Management Commentary

  • Strategic posture: “YETI’s full year 2024 was capped off by a strong fourth quarter… in a market… with more discerning consumer buying behavior, more promotional activity, and heightened competition, particularly in the U.S. market.” – CEO Matt Reintjes .
  • Category/geo strength: “Particular strength in hard coolers and bags and with strong growth internationally.” – CEO Matt Reintjes .
  • Outlook framing: “We expect adjusted operating margin expansion in 2025… and another strong free cash flow year in 2025.” – CEO Matt Reintjes .
  • Execution vs plan: “Sales increased 7% to $555M, which was above our expectations,” with C&E +17%, DTC +10%, International +27% .

Q&A Highlights

  • Tariffs: A 10% China tariff would be “less than a $10M” annual cost if in place for the full year; not included in guidance; management will pursue cost optimization and consider pricing actions; Mexico exposure smaller .
  • Powered cooler platform: Acquisition is a development program; no FY25 contribution assumed; fits hard cooler portfolio under YETI brand .
  • U.S. Drinkware trajectory: Expected roughly flat in 1H25 (down in Q1; back to growth in Q2) and approaching double-digit growth in 2H25, with heavier 2H innovation pacing and supply-chain diversification impact .
  • 53rd week: Minimal impact (<1 point of annual growth; slightly dilutive to operating income) .
  • Promotional environment: Targeted promotions continue; competitive intensity expected to persist; strategy is product diversification and innovation to sustain relevance .
  • Wholesale growth mechanics: More assortment and shelf space with existing partners; limited new door expansion planned near term .

Estimates Context

  • S&P Global/Capital IQ consensus estimates: Not available due to data access limits at the time of this analysis (Daily Request Limit exceeded). We attempted to retrieve Q4 2024 quarterly revenue and EPS consensus and were unable to access the data. Values would be retrieved from S&P Global when available.
  • Company context: Management indicated Q4 adjusted sales were “above our expectations,” suggesting a positive internal variance even as GAAP results were weighed by recall and FX .

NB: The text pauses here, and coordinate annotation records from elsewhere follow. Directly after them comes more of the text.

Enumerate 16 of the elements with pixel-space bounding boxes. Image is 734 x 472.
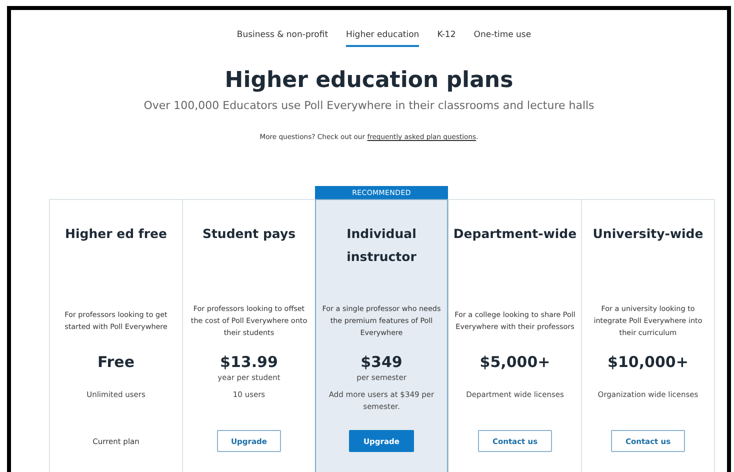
plan-tab[interactable]: One-time use <box>474 26 532 47</box>
page-heading: Higher education plans <box>224 67 514 95</box>
plan-name: University-wide <box>592 226 704 241</box>
plan-name: Student pays <box>202 226 296 241</box>
plan-price: $349 <box>360 353 402 371</box>
plan-name: Department-wide <box>453 226 577 241</box>
plan-price: $5,000+ <box>480 353 550 371</box>
plan-tab[interactable]: Higher education <box>346 26 420 47</box>
page-subtitle: Over 100,000 Educators use Poll Everywhere in their classrooms and lecture halls <box>142 99 596 112</box>
plan-name: Individual instructor <box>346 226 416 264</box>
plan-name: Higher ed free <box>65 226 167 241</box>
plan-price: $13.99 <box>220 353 278 371</box>
plan-price: $10,000+ <box>608 353 688 371</box>
plan-price: Free <box>97 353 135 371</box>
plan-tab[interactable]: K-12 <box>437 26 456 47</box>
plan-tab[interactable]: Business & non-profit <box>236 26 328 47</box>
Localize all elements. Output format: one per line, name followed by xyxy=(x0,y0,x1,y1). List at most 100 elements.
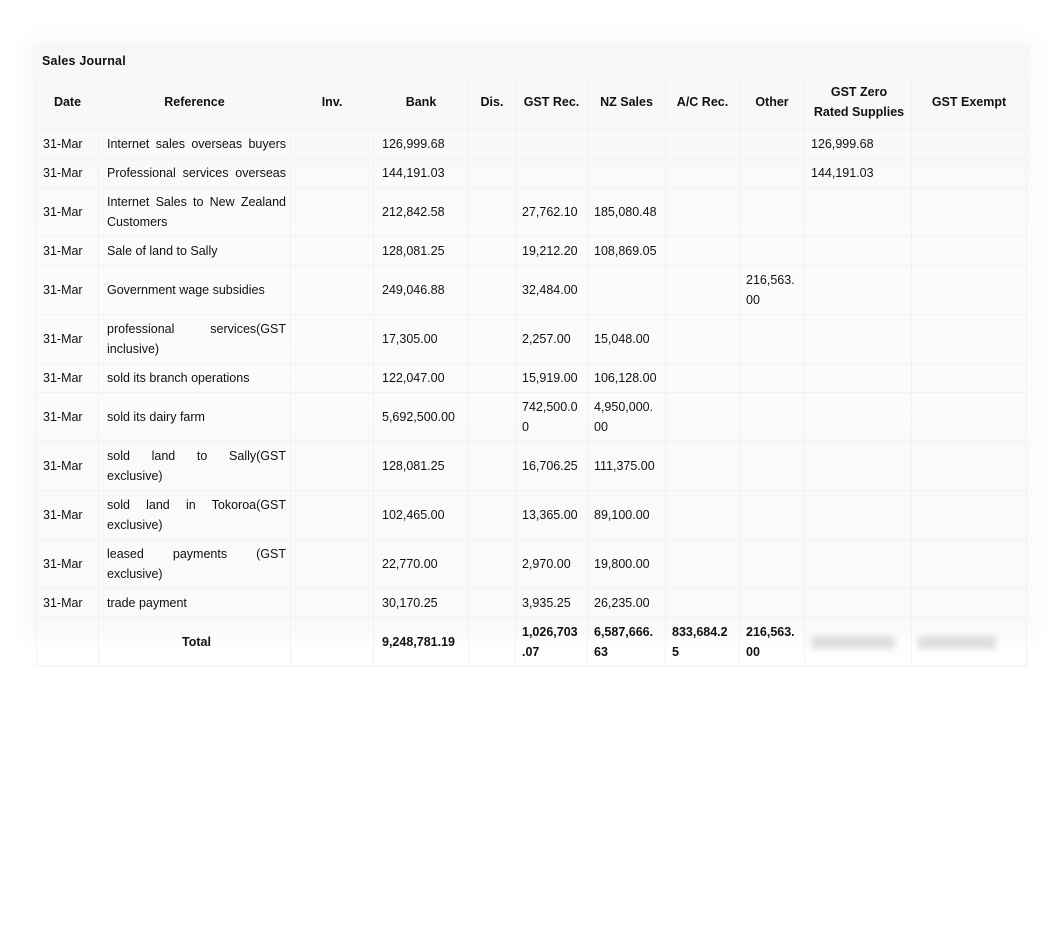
cell-gst-zero-rated xyxy=(804,588,912,618)
cell-gst-zero-rated xyxy=(804,363,912,393)
cell-bank: 249,046.88 xyxy=(373,265,469,315)
table-row: 31-Mar sold its dairy farm 5,692,500.00 742… xyxy=(36,392,1027,442)
table-row: 31-Mar professional services(GST inclusiv… xyxy=(36,314,1027,364)
cell-inv xyxy=(290,363,374,393)
cell-other xyxy=(739,490,805,540)
cell-date: 31-Mar xyxy=(36,363,99,393)
cell-ac-rec xyxy=(665,539,740,589)
cell-reference: sold its branch operations xyxy=(98,363,291,393)
table-row: 31-Mar Government wage subsidies 249,046.8… xyxy=(36,265,1027,315)
total-label: Total xyxy=(98,617,291,667)
cell-gst-exempt xyxy=(911,539,1027,589)
cell-gst-exempt xyxy=(911,363,1027,393)
cell-nz-sales: 19,800.00 xyxy=(587,539,666,589)
cell-gst-zero-rated xyxy=(804,490,912,540)
cell-gst-rec: 3,935.25 xyxy=(515,588,588,618)
cell-other xyxy=(739,363,805,393)
cell-date: 31-Mar xyxy=(36,314,99,364)
cell-gst-zero-rated xyxy=(804,539,912,589)
cell-dis xyxy=(468,187,516,237)
cell-reference: Professional services overseas xyxy=(98,158,291,188)
cell-ac-rec xyxy=(665,363,740,393)
cell-ac-rec xyxy=(665,236,740,266)
cell-inv xyxy=(290,236,374,266)
cell-dis xyxy=(468,441,516,491)
cell-dis xyxy=(468,490,516,540)
cell-total-dis xyxy=(468,617,516,667)
cell-total-bank: 9,248,781.19 xyxy=(373,617,469,667)
cell-other xyxy=(739,236,805,266)
cell-gst-exempt xyxy=(911,441,1027,491)
cell-inv xyxy=(290,158,374,188)
cell-dis xyxy=(468,363,516,393)
cell-total-inv xyxy=(290,617,374,667)
cell-gst-zero-rated: 144,191.03 xyxy=(804,158,912,188)
cell-date: 31-Mar xyxy=(36,441,99,491)
cell-gst-rec: 2,970.00 xyxy=(515,539,588,589)
cell-ac-rec xyxy=(665,314,740,364)
table-header: Date Reference Inv. Bank Dis. GST Rec. N… xyxy=(36,74,1027,130)
cell-inv xyxy=(290,539,374,589)
table-row: 31-Mar leased payments (GST exclusive) 22… xyxy=(36,539,1027,589)
cell-nz-sales xyxy=(587,158,666,188)
cell-dis xyxy=(468,265,516,315)
cell-gst-rec: 742,500.00 xyxy=(515,392,588,442)
cell-dis xyxy=(468,314,516,364)
cell-nz-sales xyxy=(587,265,666,315)
cell-inv xyxy=(290,588,374,618)
cell-gst-zero-rated xyxy=(804,314,912,364)
cell-date: 31-Mar xyxy=(36,588,99,618)
redacted-value xyxy=(918,632,1020,652)
cell-ac-rec xyxy=(665,129,740,159)
cell-total-gst-exempt xyxy=(911,617,1027,667)
table-row: 31-Mar sold its branch operations 122,047.… xyxy=(36,363,1027,393)
cell-gst-exempt xyxy=(911,392,1027,442)
page-title: Sales Journal xyxy=(42,54,126,68)
table-row: 31-Mar trade payment 30,170.25 3,935.25 26,… xyxy=(36,588,1027,618)
cell-ac-rec xyxy=(665,392,740,442)
column-header-reference: Reference xyxy=(98,74,291,130)
cell-other xyxy=(739,441,805,491)
cell-date: 31-Mar xyxy=(36,490,99,540)
redacted-value xyxy=(811,632,905,652)
column-header-ac-rec: A/C Rec. xyxy=(665,74,740,130)
cell-inv xyxy=(290,392,374,442)
cell-gst-rec xyxy=(515,158,588,188)
cell-other xyxy=(739,187,805,237)
cell-gst-exempt xyxy=(911,314,1027,364)
cell-gst-rec: 16,706.25 xyxy=(515,441,588,491)
sales-journal-table: Date Reference Inv. Bank Dis. GST Rec. N… xyxy=(36,74,1027,667)
table-row: 31-Mar Sale of land to Sally 128,081.25 19,… xyxy=(36,236,1027,266)
cell-nz-sales xyxy=(587,129,666,159)
cell-gst-rec: 19,212.20 xyxy=(515,236,588,266)
cell-nz-sales: 185,080.48 xyxy=(587,187,666,237)
column-header-gst-rec: GST Rec. xyxy=(515,74,588,130)
cell-nz-sales: 106,128.00 xyxy=(587,363,666,393)
table-total-row: Total 9,248,781.19 1,026,703.07 6,587,666.6… xyxy=(36,617,1027,667)
table-row: 31-Mar Internet Sales to New Zealand Cust… xyxy=(36,187,1027,237)
document-page: Sales Journal Date Reference Inv. Bank D… xyxy=(0,0,1062,930)
cell-dis xyxy=(468,236,516,266)
cell-other: 216,563.00 xyxy=(739,265,805,315)
cell-inv xyxy=(290,265,374,315)
cell-nz-sales: 89,100.00 xyxy=(587,490,666,540)
cell-gst-zero-rated xyxy=(804,187,912,237)
cell-total-date xyxy=(36,617,99,667)
redaction-bar xyxy=(811,636,895,650)
cell-reference: leased payments (GST exclusive) xyxy=(98,539,291,589)
cell-gst-exempt xyxy=(911,187,1027,237)
cell-bank: 17,305.00 xyxy=(373,314,469,364)
cell-bank: 128,081.25 xyxy=(373,236,469,266)
cell-bank: 128,081.25 xyxy=(373,441,469,491)
cell-total-gst-rec: 1,026,703.07 xyxy=(515,617,588,667)
cell-ac-rec xyxy=(665,187,740,237)
cell-reference: Government wage subsidies xyxy=(98,265,291,315)
column-header-gst-exempt: GST Exempt xyxy=(911,74,1027,130)
column-header-date: Date xyxy=(36,74,99,130)
cell-date: 31-Mar xyxy=(36,158,99,188)
cell-gst-exempt xyxy=(911,490,1027,540)
cell-gst-zero-rated xyxy=(804,441,912,491)
cell-nz-sales: 111,375.00 xyxy=(587,441,666,491)
cell-gst-rec: 15,919.00 xyxy=(515,363,588,393)
cell-bank: 122,047.00 xyxy=(373,363,469,393)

Key Takeaways for Investors

  • Mix shift working: Coolers & Equipment continues to outgrow Drinkware, supported by hard coolers and bags; this diversifies growth away from more competitive U.S. Drinkware and supports adjusted margin stability .
  • FY25 guide is constructive despite FX/tariffs: Mid-single to high-single adjusted top line growth, adjusted EPS +6–8%, margin expansion, and robust ~$200M FCF signal ongoing operating discipline; FX and potential tariffs are monitored and appear manageable .
  • International is a durable growth engine: +27% in Q4 with continued double-digit outlook in 2025 even after FX drag; Japan launch in 2025 provides additional optionality .
  • Capital returns and balance sheet strength: $450M remaining repurchase authorization and net cash position (cash $358.8M vs. debt $78.0M) provide downside support and optionality to invest in innovation and M&A .
  • Near-term watch items: U.S. Drinkware promotions/competition, Q1 gross margin mix headwind (~50 bps expected decline YoY), and SG&A phasing (Q1 deleverage, improvement through year) could influence quarterly trading cadence .
  • Medium-term thesis: Brand strength, innovation cadence (including powered cooler platform), international scale-up, and supply chain diversification underpin sustainable revenue growth and expanding adjusted operating margins over time .
All figures, quotes, and guidance are sourced from YETI’s Q4/FY24 8-K and press release and the Q4 2024 earnings call transcript, with citations provided.